Everybody knows by now that plastic pollution getting worse. Each year another 12.5 million tons of plastic enters the ocean.
You probably have seen the horrible pictures in which seabirds and fish are cut open and the stomach is full with non-digestible plastic. Especially albatrosses and shearwaters mistake plastic for fish eggs. That’s the plastic we can see and which we won’t eat because, obviously, you generally don’t eat stomach content of animals. Unfortunately it gets a lot worse. There is also plastic you can hardly see and you’re eating it without knowing, ironically often at the same time as the food and health authorities of many western countries recommend eating fish two or three times a week. The hard to see plastic is microplastic or microbeads, particles that are smaller than 5mm, now spread throughout all oceans.
Unfortunately microplastic can be found in a lot of (beauty) products, ranging from shampoo to tooth paste. If you are curious how how many products you are using with microplastic in it, you can get a whole list here. Oh, and theres a handy app to take shopping too.
It is not a rare example anymore that birds have plastic in their stomach or guts. Nine out of ten birds are now found with plastic inside their body, while it was estimated that only 30% of the birds would have plastic in their guts. By 2050, 99% of the birds is expected to have plastic in their body. In comparison: in 1960 5% of the birds had plastic in their stomach. Several lists exist of what plastic items are most commonly found on a beach and therefore eaten by birds. Straws and bottle caps are always high on any list. Birds in the southern ocean south of Australia, South Africa and South America are affected most, with up to 200 pieces of plastic in their bodies.

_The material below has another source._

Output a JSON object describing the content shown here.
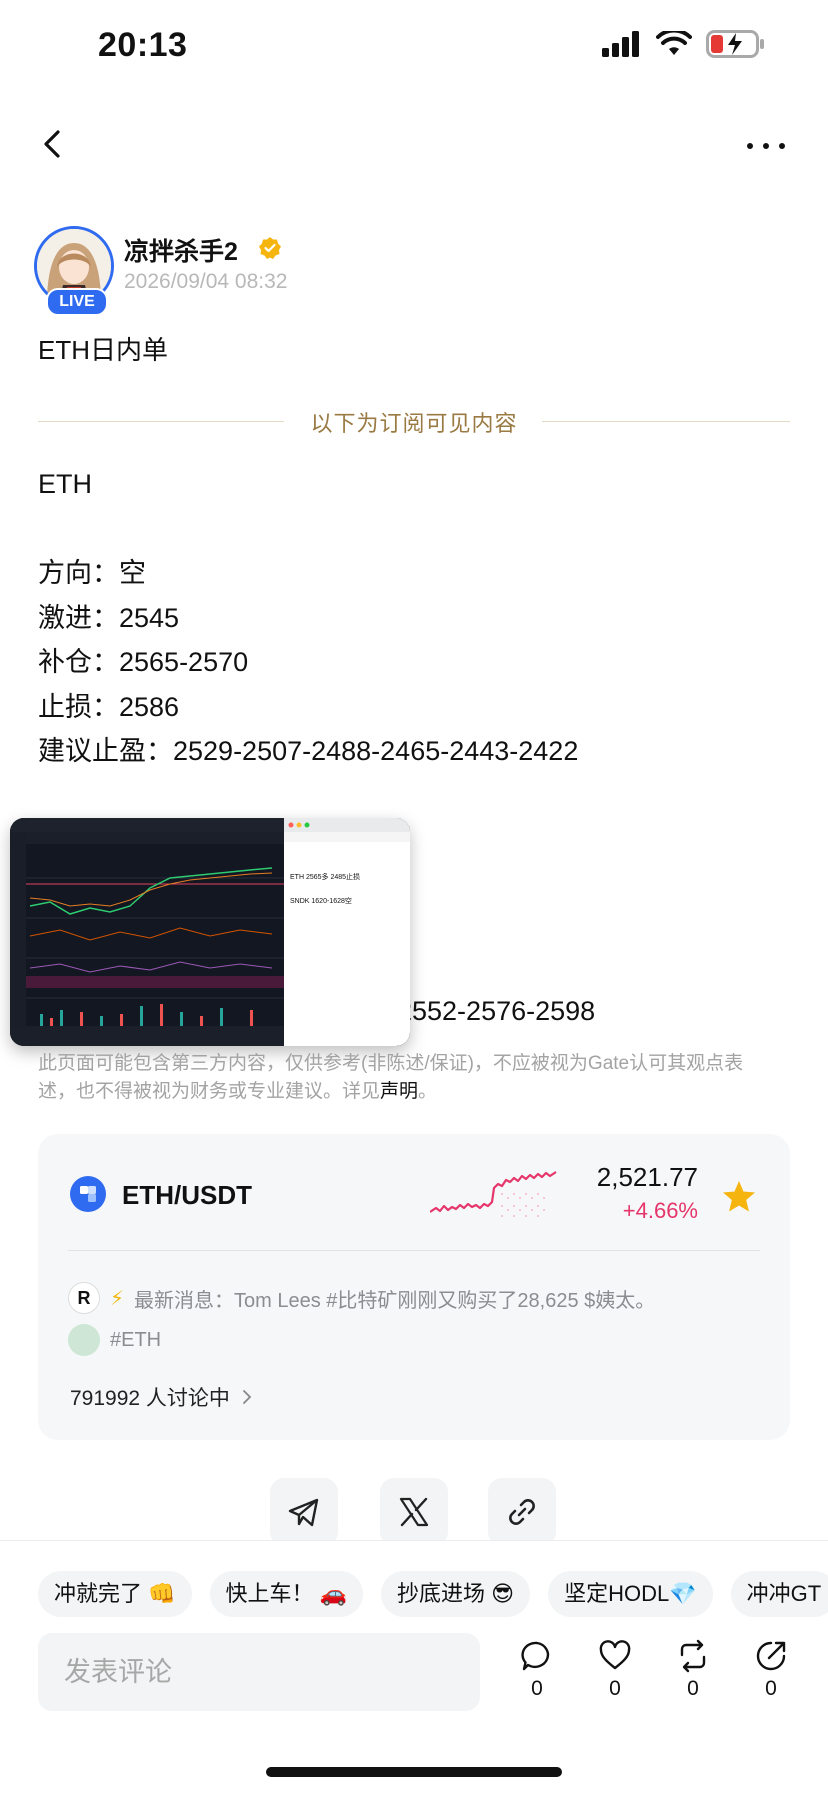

Fish are not doing much better. Juvenile perch that eat a lot of microbeads are smaller, slower and easier to catch for predators. Given the choice to eat zooplankton and plastic they actually prefer plastic over their normal diet, which leads to an increased death rate. Oysters, clams sold in the supermarket also have plastic in their guts. Most people will not eat stomachs of birds, but we do eat the complete oyster and clam, meaning we are eating plastic as well. It is not (yet) known how humans will react on this accumulating plastic in our stomach or guts.
Plastic is now found everywhere on earth. Even in the Mariana trench, at 11.000 m depth, as recently witnessed by a ROV
. As such, of course deep sea animals like hermit crabs, lobsters and sea cucumbers have plastic in their body.
There is a lot of negative news about plastic. The good thing is we as individuals can still make a difference. A lot of countries are not handing out plastic bags for free anymore. The US has actually banned microbeads in products since 2015 and more countries are slowly following, like the UK by the end of 2017. France has recently forbidden the use of single use plastic cutlery. You can take an active role in using products without microbeads and think about how you can diminish your plastic consumption. It won’t change the world overnight, but if we try to make an effort we can still do something the problem.